Enjoy your Thursday!! 


Sunday, June 5, 2011

Final Countdown

So I'm officially four days away from getting on a plane that will take me to South Africa. I keep getting questions like "Are you excited?" "Have you started packing yet?" "When do you leave?". To answer these questions
- yessish....
- nope
- June 9th

I'm excited, but I'm also anxious. I really don't want to start packing and not because I don't want to go, but because packing is a big job! Instead I keep finding other things to do and other places to be. I know this is just procrastination at it's best, and I've completely accepted the fact that I will be up pretty late the night before finishing the process. But I am ok with that. I know that regardless of how late I wait to pack, it will get done.

And I may have just realized what my problem is.... Distractions!!! I seriously just forgot what I was doing  because I got distracted by something on my facebook.... It wasn't even all that great, I just happened to lose focus for a minute there. I think though that this is a big problem facing each and every one of us! I know that since I started the whole process that is taking me to South Africa for the summer, there have been so many distractions. Whether it be a huge life change, or something minor, I have gotten distracted so many times along the way.  There are so many times that I've forgotten what my mission and purpose is, and in turn I forgot who God is, and what it is that He has called me to do.

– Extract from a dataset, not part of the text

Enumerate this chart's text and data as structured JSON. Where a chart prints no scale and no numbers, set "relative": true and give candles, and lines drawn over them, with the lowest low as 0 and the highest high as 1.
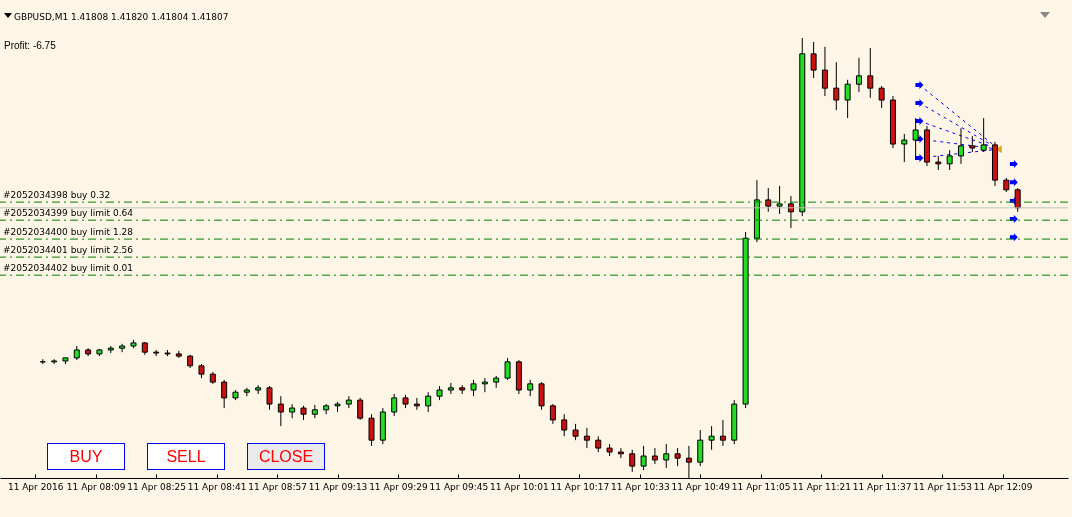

Unfortunately, that is the world we live in. There are so many things that keep us from focusing on God and his purpose for us. But the beauty of this is that God is merciful, and full of Grace. He loves us despite our wandering eyes! He still wants to use us even if we can't always keep our focus.  That is Awesome!!

My hope is that my two months in Africa will help me focus. Help me to truly seek God's purpose and cling to it. And to learn how to keep my focus. I hope that maybe you will go on this journey with me as well. Ask God to help you focus, and to show you what it really looks like to fix your eyes on Him!